Talic understands that public health must be prioritized over opening schools, but she is very worried about the future of her children. “The problem is I don’t think they’re absorbing anything,” she said. “Internet connection is sometimes too slow”.
Even before the outbreak of the pandemic, the Philippines was facing an education crisis, with overcrowded classrooms, poor infrastructure in public schools and low wages causing a severe shortage of teachers.
A report by the World Bank (WB) in 2020 said that the Philippines’ Internet coverage is also uneven. In 2018, about 57% of the country’s 23 million households had an internet connection. The government is working to improve the imbalance in digital accessibility in the community.
Manila Mayor Francisco Domagoso said last year that City Hall had distributed 130,000 tablets and 11,000 laptops to support students and teachers.
UNICEF noted in August that school closures have had a particularly severe impact on vulnerable children who face challenges of poverty and inequality. They called for the opening of schools in the Philippines, starting in low-risk areas and applying strict safety procedures.
According to UNICEF Representative in the Philippines Oyunsaikhan Dendevnorov, school closures bring a series of consequences for students, such as the risk of mental problems, dropping out of school, having to work early or getting married.

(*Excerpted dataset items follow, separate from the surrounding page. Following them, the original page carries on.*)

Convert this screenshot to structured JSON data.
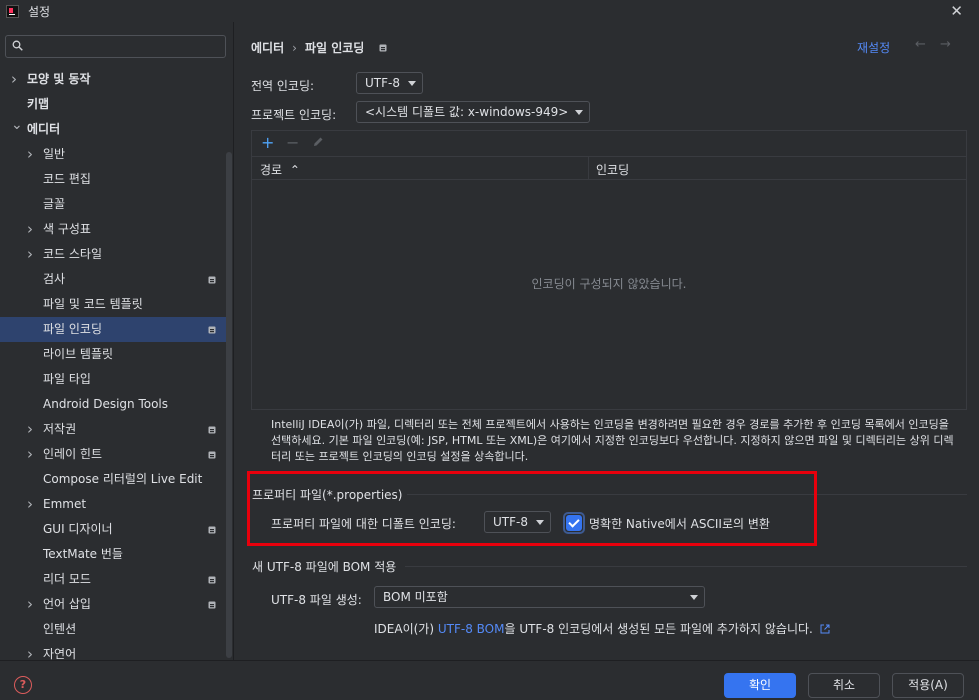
{
  "window": {
    "title": "설정"
  },
  "search": {
    "value": "",
    "placeholder": ""
  },
  "sidebar": {
    "items": [
      {
        "label": "모양 및 동작",
        "level": 0,
        "expandable": true,
        "expanded": false,
        "bold": true
      },
      {
        "label": "키맵",
        "level": 0,
        "expandable": false,
        "bold": true
      },
      {
        "label": "에디터",
        "level": 0,
        "expandable": true,
        "expanded": true,
        "bold": true
      },
      {
        "label": "일반",
        "level": 1,
        "expandable": true,
        "expanded": false
      },
      {
        "label": "코드 편집",
        "level": 1,
        "expandable": false
      },
      {
        "label": "글꼴",
        "level": 1,
        "expandable": false
      },
      {
        "label": "색 구성표",
        "level": 1,
        "expandable": true,
        "expanded": false
      },
      {
        "label": "코드 스타일",
        "level": 1,
        "expandable": true,
        "expanded": false
      },
      {
        "label": "검사",
        "level": 1,
        "expandable": false,
        "badge": true
      },
      {
        "label": "파일 및 코드 템플릿",
        "level": 1,
        "expandable": false
      },
      {
        "label": "파일 인코딩",
        "level": 1,
        "expandable": false,
        "badge": true,
        "selected": true
      },
      {
        "label": "라이브 템플릿",
        "level": 1,
        "expandable": false
      },
      {
        "label": "파일 타입",
        "level": 1,
        "expandable": false
      },
      {
        "label": "Android Design Tools",
        "level": 1,
        "expandable": false
      },
      {
        "label": "저작권",
        "level": 1,
        "expandable": true,
        "expanded": false,
        "badge": true
      },
      {
        "label": "인레이 힌트",
        "level": 1,
        "expandable": true,
        "expanded": false,
        "badge": true
      },
      {
        "label": "Compose 리터럴의 Live Edit",
        "level": 1,
        "expandable": false
      },
      {
        "label": "Emmet",
        "level": 1,
        "expandable": true,
        "expanded": false
      },
      {
        "label": "GUI 디자이너",
        "level": 1,
        "expandable": false,
        "badge": true
      },
      {
        "label": "TextMate 번들",
        "level": 1,
        "expandable": false
      },
      {
        "label": "리더 모드",
        "level": 1,
        "expandable": false,
        "badge": true
      },
      {
        "label": "언어 삽입",
        "level": 1,
        "expandable": true,
        "expanded": false,
        "badge": true
      },
      {
        "label": "인텐션",
        "level": 1,
        "expandable": false
      },
      {
        "label": "자연어",
        "level": 1,
        "expandable": true,
        "expanded": false
      }
    ]
  },
  "breadcrumb": {
    "parent": "에디터",
    "separator": "›",
    "current": "파일 인코딩"
  },
  "header": {
    "reset_label": "재설정",
    "back_icon": "arrow-left-icon",
    "forward_icon": "arrow-right-icon"
  },
  "global_encoding": {
    "label": "전역 인코딩:",
    "value": "UTF-8"
  },
  "project_encoding": {
    "label": "프로젝트 인코딩:",
    "value": "<시스템 디폴트 값: x-windows-949>"
  },
  "table": {
    "add_icon": "+",
    "remove_icon": "−",
    "edit_icon": "pencil-icon",
    "columns": [
      "경로",
      "인코딩"
    ],
    "sort_indicator": "⌃",
    "empty_text": "인코딩이 구성되지 않았습니다."
  },
  "help_text": "IntelliJ IDEA이(가) 파일, 디렉터리 또는 전체 프로젝트에서 사용하는 인코딩을 변경하려면 필요한 경우 경로를 추가한 후 인코딩 목록에서 인코딩을 선택하세요. 기본 파일 인코딩(예: JSP, HTML 또는 XML)은 여기에서 지정한 인코딩보다 우선합니다. 지정하지 않으면 파일 및 디렉터리는 상위 디렉터리 또는 프로젝트 인코딩의 인코딩 설정을 상속합니다.",
  "properties_section": {
    "title": "프로퍼티 파일(*.properties)",
    "default_encoding_label": "프로퍼티 파일에 대한 디폴트 인코딩:",
    "default_encoding_value": "UTF-8",
    "native_ascii_label": "명확한 Native에서 ASCII로의 변환",
    "native_ascii_checked": true
  },
  "bom_section": {
    "title": "새 UTF-8 파일에 BOM 적용",
    "create_label": "UTF-8 파일 생성:",
    "create_value": "BOM 미포함",
    "note_prefix": "IDEA이(가) ",
    "note_link": "UTF-8 BOM",
    "note_suffix": "을 UTF-8 인코딩에서 생성된 모든 파일에 추가하지 않습니다."
  },
  "footer": {
    "help_label": "?",
    "ok_label": "확인",
    "cancel_label": "취소",
    "apply_label": "적용(A)"
  },
  "colors": {
    "background": "#2b2d30",
    "selection": "#2e436e",
    "accent": "#3574f0",
    "link": "#548af7",
    "highlight": "#e8000c"
  }
}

As distance learning resumed this week, Philippine Education Secretary Leonor Briones attempted to portray it as a huge success. According to her, about 23 million children, from primary to secondary school, are enrolled. But she admits that enrollment this year is about two million fewer than last year.
Regina Tolentino, deputy secretary-general of the Association of University Press Editors of the Philippines, said it was “unrealistic” for the authorities to try to positively portray school closures for the second year in a row.

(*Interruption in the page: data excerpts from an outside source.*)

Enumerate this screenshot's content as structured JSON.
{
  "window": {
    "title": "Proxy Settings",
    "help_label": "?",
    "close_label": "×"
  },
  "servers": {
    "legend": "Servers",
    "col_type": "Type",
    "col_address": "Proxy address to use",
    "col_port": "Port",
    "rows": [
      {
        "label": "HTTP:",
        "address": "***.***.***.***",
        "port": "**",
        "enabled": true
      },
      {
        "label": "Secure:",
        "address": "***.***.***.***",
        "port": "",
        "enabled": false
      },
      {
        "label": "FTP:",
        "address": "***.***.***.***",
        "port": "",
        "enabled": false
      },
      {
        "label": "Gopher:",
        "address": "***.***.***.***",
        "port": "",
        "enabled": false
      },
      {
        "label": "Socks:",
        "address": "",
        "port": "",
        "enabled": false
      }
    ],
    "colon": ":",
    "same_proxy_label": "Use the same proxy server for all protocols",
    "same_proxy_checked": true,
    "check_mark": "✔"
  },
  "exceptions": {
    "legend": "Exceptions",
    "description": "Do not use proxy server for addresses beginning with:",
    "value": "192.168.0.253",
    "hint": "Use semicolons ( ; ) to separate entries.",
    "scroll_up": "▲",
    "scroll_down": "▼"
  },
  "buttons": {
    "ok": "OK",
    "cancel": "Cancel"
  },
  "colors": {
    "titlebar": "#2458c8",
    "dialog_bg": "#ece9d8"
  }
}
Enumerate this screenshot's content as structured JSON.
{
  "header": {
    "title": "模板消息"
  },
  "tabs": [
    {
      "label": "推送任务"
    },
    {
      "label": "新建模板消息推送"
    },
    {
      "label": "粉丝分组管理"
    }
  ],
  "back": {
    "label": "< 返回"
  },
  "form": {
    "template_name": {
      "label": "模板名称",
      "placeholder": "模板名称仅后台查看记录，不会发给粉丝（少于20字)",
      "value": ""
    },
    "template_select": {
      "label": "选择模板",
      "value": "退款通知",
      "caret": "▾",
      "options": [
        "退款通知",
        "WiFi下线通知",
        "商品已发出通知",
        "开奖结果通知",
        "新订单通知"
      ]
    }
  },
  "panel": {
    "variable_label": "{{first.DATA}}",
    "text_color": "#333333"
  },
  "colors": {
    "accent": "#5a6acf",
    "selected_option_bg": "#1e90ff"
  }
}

With online learning as the only option, families of poor students will have to spend a lot of money to buy computers and Internet cards, which can be used to buy necessities. “The government must listen to students and uphold their basic rights regarding education, even in times of epidemics,” she stressed.

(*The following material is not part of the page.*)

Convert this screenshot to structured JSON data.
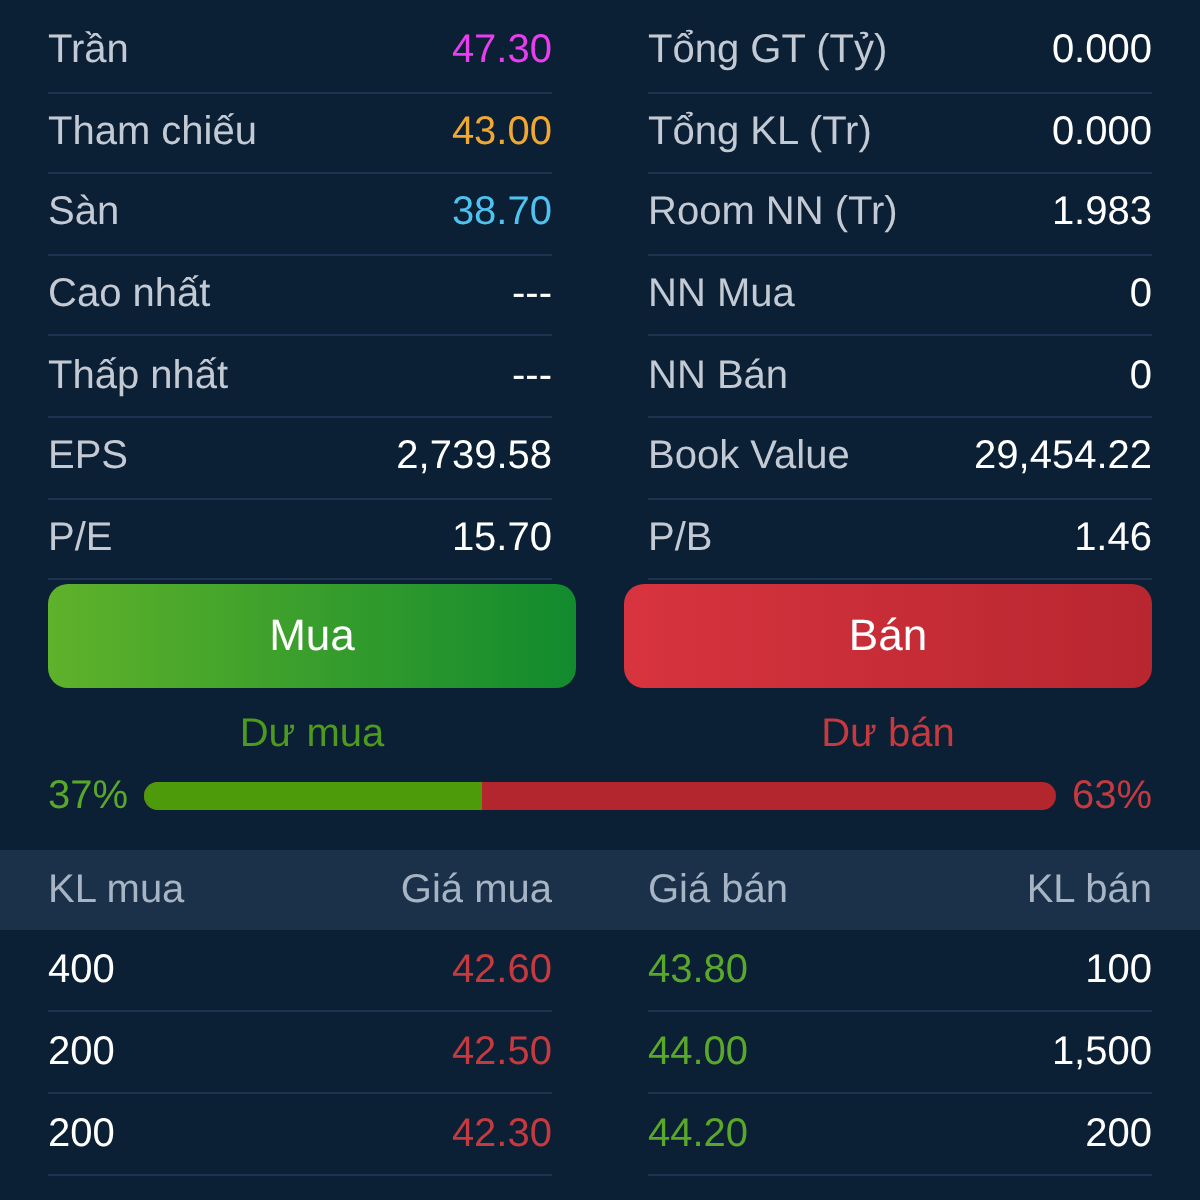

However, leading doctors and health experts say that while reopening schools is an important goal, safety for public health still needs to be a priority.
To date, only 14 million Filipinos have been fully immunized, far below the government’s initial goal of completing vaccinations for 70 million people by the end of the year. Some hospitals are overwhelmed and the sight of patients having to breathe oxygen in the middle of a parking lot has become commonplace.
Dr. Anthony Leachon, a leading public health expert and a member of the Philippine government’s Covid-19 advisory board, urged authorities to promptly vaccinate children 12-17 years old to pave the way for reopening. schools.
“Opening schools while the Delta mutation is spreading like it is now is really dangerous,” he said.